Serie: Der Weg nach Berlin:Frühstück mit Pirat

Bruno Kramm von den bayerischen Piraten ist früh aufgestanden. Er hat zu einem Pressefrühstück geladen. Im Büro in Milbertshofen will er über das neue Debattenportal des Landesverbandes sprechen. Was der Politische Geschäftsführer nicht bedacht hat: Die Presse fehlt. Sie speist an diesem Morgen andernorts.

Jan Bielicki

Politiker "sind doch alle gleich", lautet das Pauschalurteil vieler Deutscher. Sind sie nicht. Die Süddeutsche Zeitung begleitet bis zur Bundestagswahl 2013 sieben Menschen aus sieben Parteien auf ihrem Weg in die Politik - Fehler, Rückschläge und Niederlagen inklusive.

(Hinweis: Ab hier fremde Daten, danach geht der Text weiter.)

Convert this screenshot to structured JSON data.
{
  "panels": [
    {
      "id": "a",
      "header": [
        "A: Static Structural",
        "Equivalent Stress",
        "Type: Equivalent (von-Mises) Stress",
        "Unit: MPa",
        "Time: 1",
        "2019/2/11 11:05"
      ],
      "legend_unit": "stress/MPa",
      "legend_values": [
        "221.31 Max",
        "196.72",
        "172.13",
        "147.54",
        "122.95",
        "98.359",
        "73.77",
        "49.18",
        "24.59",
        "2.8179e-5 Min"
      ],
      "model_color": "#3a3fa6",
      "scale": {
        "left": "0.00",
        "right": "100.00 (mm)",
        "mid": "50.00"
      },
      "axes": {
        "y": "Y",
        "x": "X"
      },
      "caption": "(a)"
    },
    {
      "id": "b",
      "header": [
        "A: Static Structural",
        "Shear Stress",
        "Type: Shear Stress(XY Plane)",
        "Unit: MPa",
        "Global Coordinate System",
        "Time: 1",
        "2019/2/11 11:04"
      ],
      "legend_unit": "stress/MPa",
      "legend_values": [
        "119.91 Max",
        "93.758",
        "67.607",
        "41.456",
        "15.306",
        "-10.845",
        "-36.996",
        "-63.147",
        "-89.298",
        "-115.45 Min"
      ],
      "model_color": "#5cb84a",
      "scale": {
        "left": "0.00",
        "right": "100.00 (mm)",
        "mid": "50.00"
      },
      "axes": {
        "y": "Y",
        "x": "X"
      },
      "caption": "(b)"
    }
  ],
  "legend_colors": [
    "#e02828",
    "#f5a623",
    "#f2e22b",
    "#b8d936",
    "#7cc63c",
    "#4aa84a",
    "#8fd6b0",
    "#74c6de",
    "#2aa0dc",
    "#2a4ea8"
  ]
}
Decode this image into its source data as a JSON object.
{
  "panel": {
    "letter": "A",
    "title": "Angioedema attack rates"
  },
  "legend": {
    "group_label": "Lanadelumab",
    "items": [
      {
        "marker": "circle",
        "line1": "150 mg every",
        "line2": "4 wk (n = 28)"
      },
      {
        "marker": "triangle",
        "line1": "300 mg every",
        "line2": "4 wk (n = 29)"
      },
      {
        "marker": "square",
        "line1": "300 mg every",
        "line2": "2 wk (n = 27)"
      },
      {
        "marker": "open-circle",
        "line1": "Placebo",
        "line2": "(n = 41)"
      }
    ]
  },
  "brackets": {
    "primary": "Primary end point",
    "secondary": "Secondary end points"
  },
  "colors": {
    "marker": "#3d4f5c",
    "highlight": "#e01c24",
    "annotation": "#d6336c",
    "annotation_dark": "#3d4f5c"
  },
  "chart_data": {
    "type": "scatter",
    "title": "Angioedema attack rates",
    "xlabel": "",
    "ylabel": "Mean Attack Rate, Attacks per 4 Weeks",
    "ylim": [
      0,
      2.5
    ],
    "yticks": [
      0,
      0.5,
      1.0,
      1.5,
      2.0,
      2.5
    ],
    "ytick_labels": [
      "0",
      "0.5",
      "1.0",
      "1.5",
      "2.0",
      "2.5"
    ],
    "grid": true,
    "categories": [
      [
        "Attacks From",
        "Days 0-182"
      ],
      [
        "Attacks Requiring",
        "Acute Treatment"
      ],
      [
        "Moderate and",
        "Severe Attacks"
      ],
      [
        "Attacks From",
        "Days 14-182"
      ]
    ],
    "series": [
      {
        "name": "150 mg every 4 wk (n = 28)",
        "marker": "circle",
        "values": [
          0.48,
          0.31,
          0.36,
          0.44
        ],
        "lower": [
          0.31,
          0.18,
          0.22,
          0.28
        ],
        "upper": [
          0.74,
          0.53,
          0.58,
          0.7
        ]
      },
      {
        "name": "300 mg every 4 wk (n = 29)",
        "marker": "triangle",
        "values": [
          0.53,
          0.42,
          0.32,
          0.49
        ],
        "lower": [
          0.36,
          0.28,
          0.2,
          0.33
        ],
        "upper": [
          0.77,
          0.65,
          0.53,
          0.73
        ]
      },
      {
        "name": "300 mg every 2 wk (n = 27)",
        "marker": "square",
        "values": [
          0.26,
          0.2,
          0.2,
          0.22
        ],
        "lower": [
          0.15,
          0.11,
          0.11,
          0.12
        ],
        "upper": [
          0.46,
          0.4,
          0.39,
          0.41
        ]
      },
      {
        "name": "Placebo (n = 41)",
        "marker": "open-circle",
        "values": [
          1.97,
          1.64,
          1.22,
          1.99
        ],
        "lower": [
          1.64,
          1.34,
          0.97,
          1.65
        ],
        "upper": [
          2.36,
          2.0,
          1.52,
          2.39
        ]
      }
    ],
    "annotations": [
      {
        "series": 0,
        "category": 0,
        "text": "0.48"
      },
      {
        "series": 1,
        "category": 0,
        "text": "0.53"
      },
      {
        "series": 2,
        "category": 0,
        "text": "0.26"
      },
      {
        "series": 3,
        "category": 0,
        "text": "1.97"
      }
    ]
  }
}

Wer in den Bundestag will, muss früh aufstehen. Um halb fünf Uhr morgens hat der Wecker geklingelt. "Nicht gerade mein Lebensrhythmus", sagt Bruno Kramm, 45, der sich selbst einen "Nachtmenschen" nennt. Er hat seine zwei Katzen, drei Hunde und die acht Meerschweinchen seiner Tochter gefüttert und ist von seinem Wohnort Cottenau in Oberfranken nach München gefahren, 250 Kilometer. In der Geschäftsstelle der Piratenpartei, einem Erdgeschoss-Büro in dem vergleichsweise billigen Stadtteil Milbertshofen, hat er erst mal Kaffee gekocht. Bei einem Pressefrühstück will Kramm, Politischer Geschäftsführer und Listenführer der bayerischen Piraten für die Bundestagswahl, das neue Debatten-Portal des Landesverbands vorstellen.

Was fehlt, ist die Presse. Nur die Süddeutsche ist da, sonst niemand. Zur gleichen Zeit geben in München die Freien Wähler eine Pressekonferenz, und eine Gruppe, die bereits im Landtag sitzt, ist halt berichtenswerter als eine, die erst im Herbst 2013 dorthin und in den Bundestag kommen will - und es womöglich nicht einmal schafft, nach derzeitigen Umfragen jedenfalls.

Doch Kramm ist keiner, der sich in seinem Enthusiasmus so leicht bremsen lässt. "Trotz der aktuell sinkenden Umfragewerte verspreche ich euch: Sobald die grauen Fratzen der etablierten Parteien von den Wahlplakaten drohen, werden wir mit unserer erfrischenden Vielfalt nach oben schießen", das hat er vor zwei Wochen bei der Listen-Aufstellung den Bayern-Piraten zugerufen. Die machten diesen Optimisten prompt zum Spitzenkandidaten.

Themen statt Personalquerelen

Der mag sich gar nicht lange mit den Streitereien aufhalten, mit denen die Oberpiraten im Bund gerade das Ansehen der einstigen Senkrechtstarter zum Absturz bringen. Gut, "der ein oder andere hat sich wohl übermannen lassen, sich über Personaldinge sehr emotional zu äußern", sagt Kramm. Er fügt eine Formel an, in die sich auch als etabliert gescholtene Parteien gerne retten: "Der Streit ist vorbei, wir kümmern uns um Inhalte." Und damit sollten sich doch auch die Journalisten lieber befassen als mit partei-internem Knatsch, mit etwas "Fingerspitzengefühl" bitteschön für die neue Form der Piraten, Politik zu machen.

Kramm redet auf Medien ein, und er schimpft auf die Grünen, bei denen er lange Mitglied war. Nun wirft er ihnen "etabliertes, konservatives Spießertum" vor. Er wirbt für das "Prinzip der Teilhabe", in dem er den Kern piratischer Politik sieht - und immer redet er schnell, gestenreich, bildhaft und mit freundlicher Verve. Und er weiß dabei sehr wohl, dass es durchaus darauf ankommen wird, welche Köpfe für die Piraten stehen; ihre Inhalte entwickeln sich ja erst im Netz. Er sagt: "Es ist klar, dass wir zu den Wählern gehen müssen." Bruno Kramm wird demnächst noch öfter sehr früh aufstehen.